Elon Musk spoke out against a Delaware judge who ruled Monday against reinstating Musk’s $56 billion salary package with Tesla.
“The large and talented group of defense companies has gotten creative with the ratification argument, but their unprecedented theories fly in the face of multiple well-established laws,” wrote Delaware Chancellor Kathaleen St . J. McCormick, in his 103-page decision.
“Absolute corruption,” Musk wrote on his website X, formerly Twitter, in response to the ruling.
Billy Markus, who created Dogecoin, described McCormick as an “activist judge” on dollars to certain lawyers who filed suit on their behalf. of a rando who owned about 8 shares…literally corrupt bulls….”
“Absolutely,” Musk wrote in response to Markus’ post.
“She’s an activist posing as a judge,” the Tesla CEO said in another post.
“Shareholders should control the company’s votes, not judges,” he added.
Musk also reposted another user’s post who wrote: “Things to do in Delaware: 1) Leave.”
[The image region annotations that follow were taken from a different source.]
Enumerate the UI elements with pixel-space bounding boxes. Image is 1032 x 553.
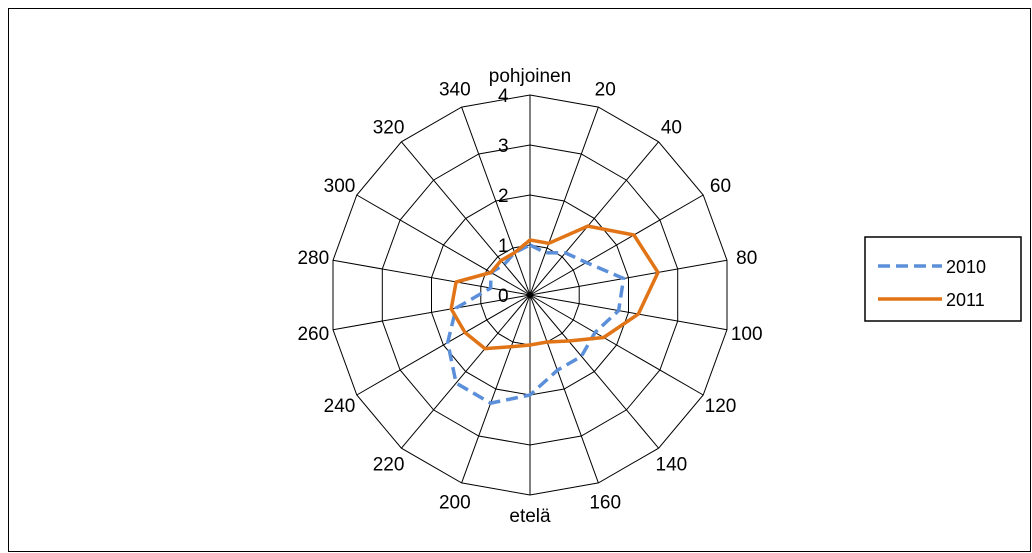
direction-label: 220 [373,455,405,476]
direction-label: 40 [661,118,682,139]
direction-label: 140 [656,455,688,476]
legend-label-2011: 2011 [946,290,985,310]
direction-label: 260 [297,324,329,345]
legend-box [864,236,1022,322]
direction-label: etelä [509,506,551,527]
grid-spoke [529,294,659,449]
radial-tick-label: 0 [498,286,509,307]
direction-label: 320 [373,118,405,139]
radial-tick-label: 2 [498,186,509,207]
grid-spoke [529,141,659,296]
grid-spoke [529,194,704,296]
direction-label: 160 [589,493,621,514]
radar-series [445,224,660,405]
direction-label: 240 [324,396,356,417]
grid-spoke [332,294,531,331]
direction-label: 100 [731,324,763,345]
grid-spoke [529,294,599,484]
direction-label: 300 [324,176,356,197]
grid-spoke [529,294,704,396]
grid-spoke [332,259,531,296]
grid-spoke [529,259,728,296]
radial-tick-label: 1 [498,236,509,257]
chart-frame [8,8,1031,552]
radar-grid [332,94,728,496]
direction-label: 80 [736,248,757,269]
legend: 2010 2011 [864,236,1022,322]
direction-label: 20 [595,79,616,100]
grid-spoke [461,294,531,484]
direction-label: 120 [705,396,737,417]
grid-spoke [401,141,531,296]
radar-labels: pohjoinen20406080100120140160etelä200220… [297,66,762,527]
direction-label: 200 [439,493,471,514]
grid-spoke [529,294,728,331]
series-line-2011 [449,224,660,351]
direction-label: 280 [297,248,329,269]
direction-label: 60 [710,176,731,197]
radial-tick-label: 4 [498,86,509,107]
grid-spoke [356,294,531,396]
legend-label-2010: 2010 [946,257,986,277]
grid-spoke [461,106,531,296]
grid-spoke [529,106,599,296]
direction-label: pohjoinen [489,66,571,87]
radial-tick-label: 3 [498,136,509,157]
series-line-2010 [445,243,626,405]
grid-spoke [401,294,531,449]
grid-spoke [356,194,531,296]
direction-label: 340 [439,79,471,100]
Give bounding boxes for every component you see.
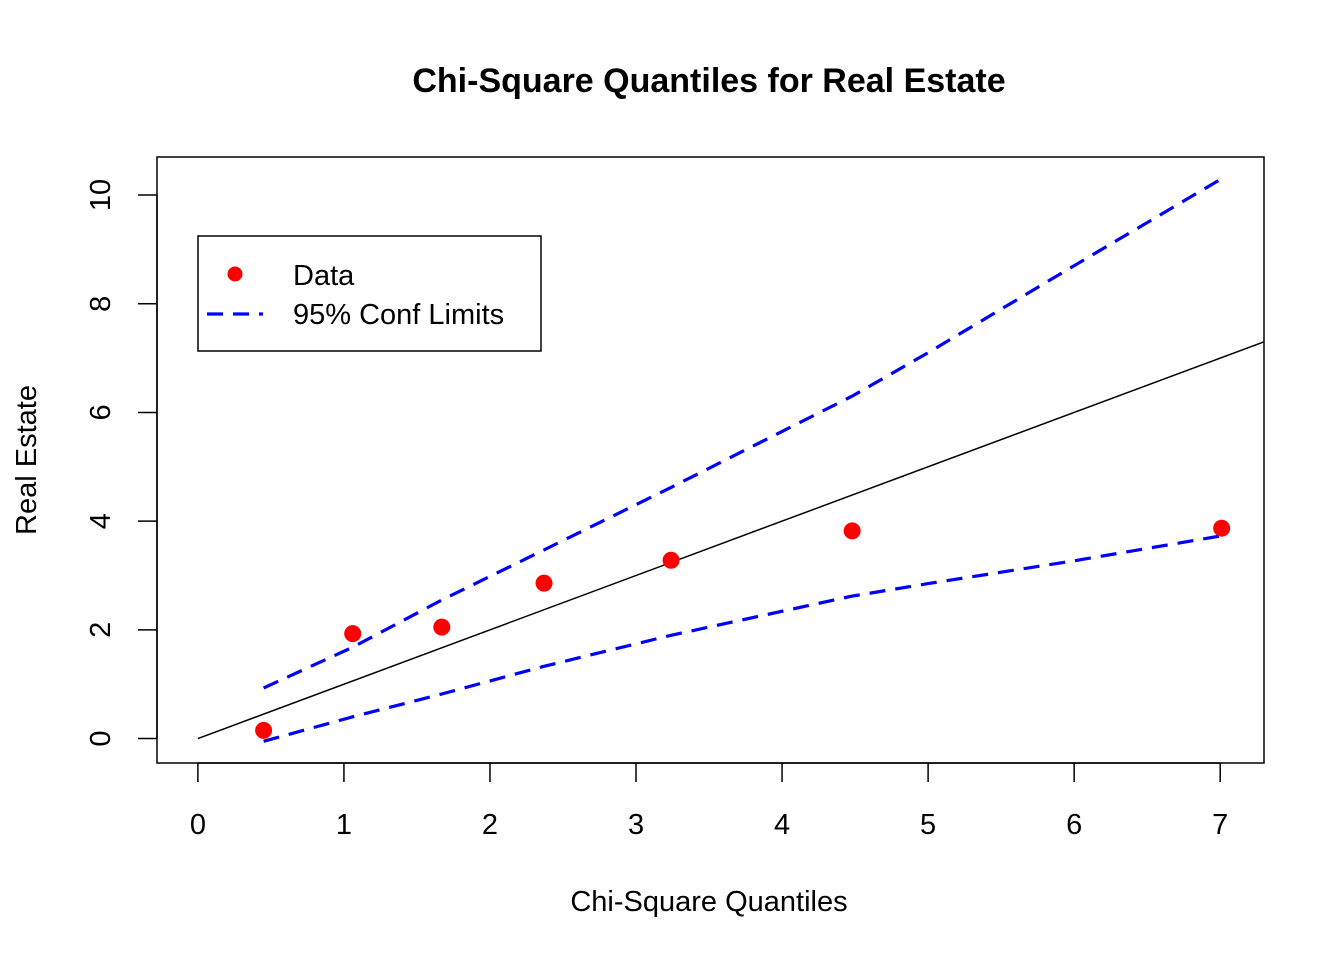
y-tick-label: 0 <box>85 730 117 746</box>
legend-box <box>197 235 542 352</box>
x-tick-label: 2 <box>482 809 498 841</box>
x-tick-label: 7 <box>1212 809 1228 841</box>
upper-conf-limit-line <box>262 177 1223 690</box>
data-point <box>662 551 680 569</box>
x-tick-label: 6 <box>1066 809 1082 841</box>
y-tick-label: 8 <box>85 296 117 312</box>
x-axis-label: Chi-Square Quantiles <box>570 886 847 918</box>
plot-content <box>197 177 1264 743</box>
y-axis: 0 2 4 6 8 10 <box>85 179 158 747</box>
data-point <box>344 625 362 643</box>
x-tick-label: 3 <box>628 809 644 841</box>
data-point <box>535 574 553 592</box>
y-tick-label: 2 <box>85 622 117 638</box>
legend-data-label: Data <box>293 260 355 292</box>
x-tick-label: 4 <box>774 809 790 841</box>
y-tick-label: 10 <box>85 179 117 211</box>
data-point <box>255 721 273 739</box>
legend-conf-limits-label: 95% Conf Limits <box>293 299 504 331</box>
x-tick-label: 1 <box>336 809 352 841</box>
x-tick-label: 0 <box>190 809 206 841</box>
y-tick-label: 6 <box>85 404 117 420</box>
x-axis: 0 1 2 3 4 5 6 7 <box>190 762 1228 841</box>
data-point <box>1213 519 1231 537</box>
chart-title: Chi-Square Quantiles for Real Estate <box>412 62 1005 100</box>
legend-data-marker <box>227 266 243 282</box>
y-tick-label: 4 <box>85 513 117 529</box>
x-tick-label: 5 <box>920 809 936 841</box>
data-point <box>433 618 451 636</box>
legend: Data 95% Conf Limits <box>197 235 542 352</box>
y-axis-label: Real Estate <box>11 385 43 535</box>
lower-conf-limit-line <box>263 534 1222 743</box>
reference-line <box>197 341 1264 740</box>
data-point <box>843 522 861 540</box>
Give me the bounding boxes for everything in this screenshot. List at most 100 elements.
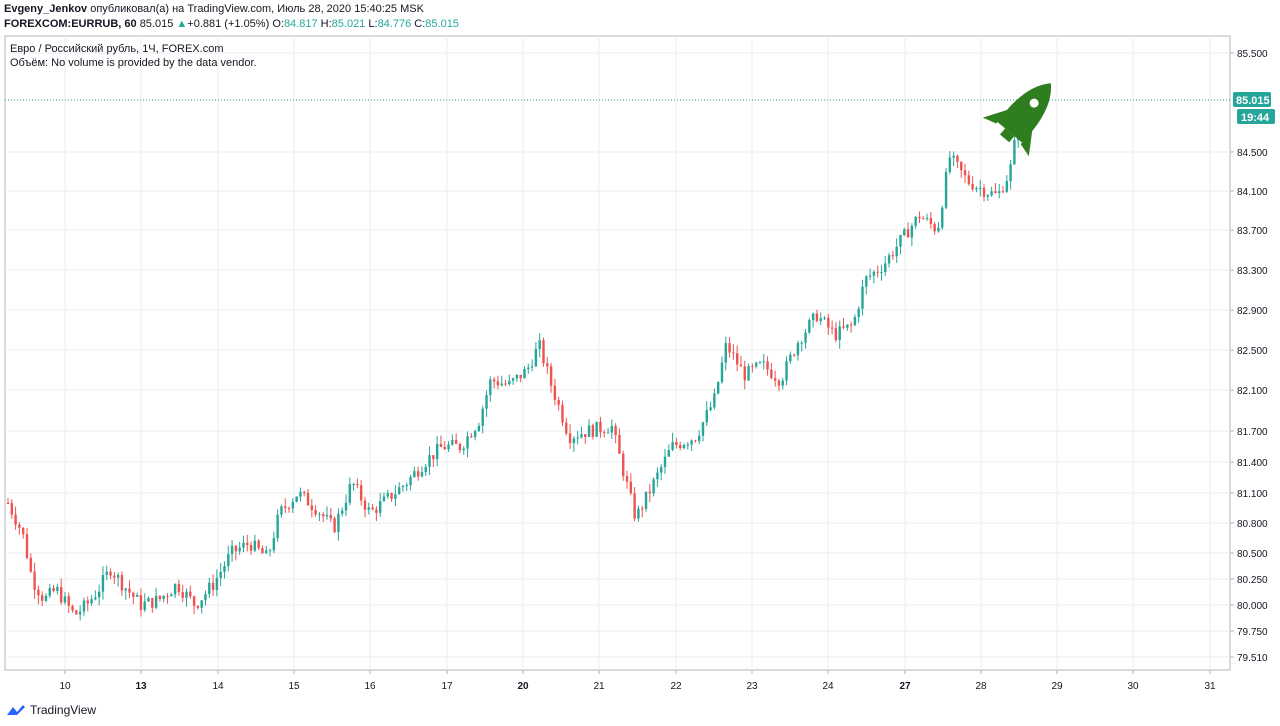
candle bbox=[701, 421, 705, 442]
candle bbox=[561, 400, 564, 427]
candle bbox=[382, 492, 386, 502]
candle-body bbox=[318, 514, 321, 516]
candle-body bbox=[789, 354, 792, 362]
candle-body bbox=[705, 410, 708, 423]
candle bbox=[151, 597, 154, 613]
candle bbox=[754, 361, 758, 369]
candle bbox=[705, 401, 708, 426]
candle-body bbox=[135, 595, 139, 597]
candle-body bbox=[781, 380, 784, 386]
candle-body bbox=[128, 588, 131, 593]
candle bbox=[660, 464, 663, 481]
y-tick-label: 82.900 bbox=[1237, 306, 1268, 317]
candle bbox=[303, 490, 306, 497]
candle-body bbox=[568, 433, 572, 444]
time-axis[interactable]: 10 13 14 15 16 17 20 21 22 23 24 27 28 29 30 31 bbox=[59, 670, 1216, 692]
candle-body bbox=[675, 442, 678, 446]
candle bbox=[827, 313, 830, 335]
candle bbox=[378, 492, 382, 517]
candle-body bbox=[473, 431, 477, 438]
candle bbox=[227, 545, 230, 572]
candle bbox=[56, 583, 59, 595]
candle bbox=[432, 455, 435, 468]
candle bbox=[770, 363, 773, 380]
candle-body bbox=[375, 509, 378, 513]
candle bbox=[986, 193, 990, 201]
author-name[interactable]: Evgeny_Jenkov bbox=[4, 3, 88, 15]
candle-body bbox=[713, 393, 716, 408]
candle bbox=[78, 605, 82, 621]
candle bbox=[515, 374, 519, 382]
candle-body bbox=[424, 466, 427, 473]
candle bbox=[265, 545, 268, 554]
candle bbox=[853, 314, 857, 327]
candle bbox=[33, 562, 36, 599]
candle-body bbox=[356, 484, 359, 486]
x-tick-label: 10 bbox=[59, 681, 71, 692]
candle-body bbox=[170, 594, 173, 597]
candle bbox=[720, 356, 724, 384]
candle-body bbox=[67, 596, 70, 606]
candle-body bbox=[86, 600, 89, 604]
x-tick-label: 15 bbox=[288, 681, 300, 692]
candle bbox=[644, 491, 648, 512]
candle-body bbox=[223, 566, 226, 572]
candle bbox=[990, 186, 993, 197]
candle-body bbox=[33, 571, 36, 590]
candle-body bbox=[747, 365, 750, 381]
candle-body bbox=[25, 534, 29, 558]
candle bbox=[280, 504, 283, 518]
rocket-icon[interactable] bbox=[982, 64, 1074, 158]
y-tick-label: 80.800 bbox=[1237, 519, 1268, 530]
candle bbox=[196, 605, 200, 610]
candle-body bbox=[538, 340, 541, 349]
pane-legend: Евро / Российский рубль, 1Ч, FOREX.com О… bbox=[10, 42, 257, 70]
candle bbox=[219, 562, 222, 587]
footer-brand[interactable]: TradingView bbox=[6, 703, 96, 717]
candle bbox=[10, 499, 13, 520]
candle-body bbox=[139, 595, 143, 610]
candle bbox=[595, 421, 598, 438]
candle-body bbox=[500, 383, 503, 386]
plot-area[interactable] bbox=[4, 35, 1231, 671]
candle bbox=[166, 593, 169, 604]
candle bbox=[948, 151, 952, 175]
candle bbox=[697, 430, 701, 445]
candle-body bbox=[63, 596, 67, 603]
candle bbox=[994, 182, 997, 194]
candle bbox=[914, 216, 917, 229]
candle bbox=[428, 446, 431, 475]
candle-body bbox=[944, 171, 948, 208]
candle-body bbox=[378, 501, 382, 513]
candle bbox=[610, 419, 614, 439]
candle bbox=[622, 450, 625, 481]
candle-body bbox=[587, 425, 591, 437]
candle bbox=[52, 584, 55, 593]
candle-body bbox=[868, 275, 872, 277]
candle bbox=[447, 441, 450, 453]
brand-name: TradingView bbox=[30, 703, 97, 717]
candle-body bbox=[14, 514, 17, 525]
candle bbox=[546, 356, 549, 375]
candle bbox=[337, 508, 340, 541]
candle-body bbox=[227, 554, 230, 567]
publish-line: Evgeny_Jenkov опубликовал(а) на TradingV… bbox=[4, 2, 459, 17]
candle bbox=[667, 444, 671, 458]
candle bbox=[956, 154, 959, 169]
candle bbox=[944, 168, 948, 210]
candle bbox=[675, 437, 678, 449]
candle-body bbox=[610, 425, 614, 433]
candle bbox=[325, 506, 329, 520]
price-axis[interactable]: 85.500 84.500 84.100 83.700 83.300 82.900 82.5… bbox=[1230, 49, 1268, 664]
candle bbox=[356, 478, 359, 489]
candle-body bbox=[314, 509, 317, 515]
candle-body bbox=[447, 444, 450, 450]
candle-body bbox=[367, 507, 370, 510]
candle-body bbox=[511, 378, 515, 381]
candle-body bbox=[405, 484, 408, 487]
candle-body bbox=[29, 557, 32, 572]
candle-body bbox=[599, 421, 602, 433]
candle bbox=[941, 205, 944, 230]
candle bbox=[648, 484, 652, 503]
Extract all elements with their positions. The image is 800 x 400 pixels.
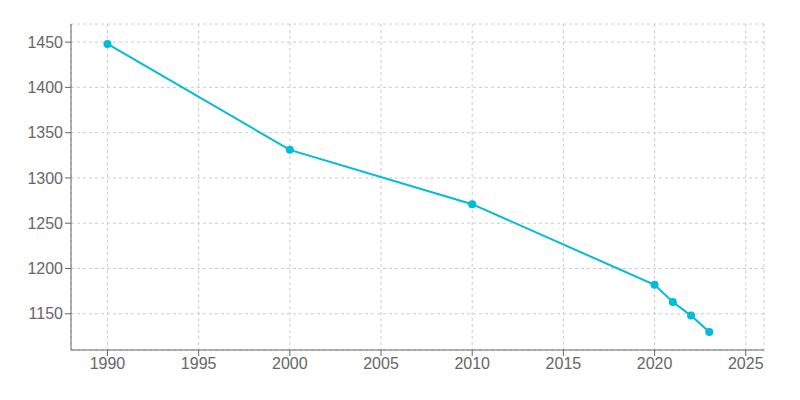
svg-text:2025: 2025	[728, 355, 764, 372]
svg-text:1200: 1200	[27, 260, 63, 277]
svg-text:1450: 1450	[27, 34, 63, 51]
svg-text:2020: 2020	[637, 355, 673, 372]
svg-text:2015: 2015	[546, 355, 582, 372]
svg-text:1990: 1990	[90, 355, 126, 372]
svg-text:2005: 2005	[363, 355, 399, 372]
svg-text:1995: 1995	[181, 355, 217, 372]
svg-text:1300: 1300	[27, 170, 63, 187]
svg-text:1400: 1400	[27, 79, 63, 96]
svg-text:2010: 2010	[454, 355, 490, 372]
svg-text:2000: 2000	[272, 355, 308, 372]
svg-text:1350: 1350	[27, 124, 63, 141]
svg-text:1150: 1150	[29, 305, 64, 322]
svg-text:1250: 1250	[27, 215, 63, 232]
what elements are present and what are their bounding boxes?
Tesla shareholders initially approved the compensation package, in the form of stock options, in 2018. But McCormick rescinded it in January after a Tesla shareholder filed a lawsuit alleging that it went beyond the bounds of reasonable judgment.
The shareholder, Richard Tornetta, also alleged that Tesla provided “materially misleading” information to investors.
In his January ruling, McCormick called the process leading to the package’s approval “deeply flawed,” writing that Musk “controlled Tesla,” had unfair power over the company’s board of directors and that investors were not fully informed. the terms of the package.
In arguing for reinstatement of the 2018 package, Tesla lawyers pointed out that the company’s shareholders voted to reratify it in June, five months after McCormick’s initial decision to cancel the package.
But the judge wrote in her opinion Monday that the argument was flawed and that Tesla’s lawyers “have no procedural grounds to overturn the outcome of an adverse posttrial decision based on the evidence they have created after the trial.
She noted that “even if a shareholder vote could have ratifying effect, it could not do so here.” McCormick added: “If the court tolerated the practice of allowing defeated parties to create new facts in an effort to revise judgments, lawsuits would become interminable. »
McCormick went on to write that “there was undoubtedly a range of healthy amounts that the Board could have decided to pay Musk. Instead, the Board capitulated to Musk’s terms and then did not succeeded in proving that these conditions were entirely fair.
News week contacted the communications teams at Tesla, X and SpaceX via email Monday evening for comment.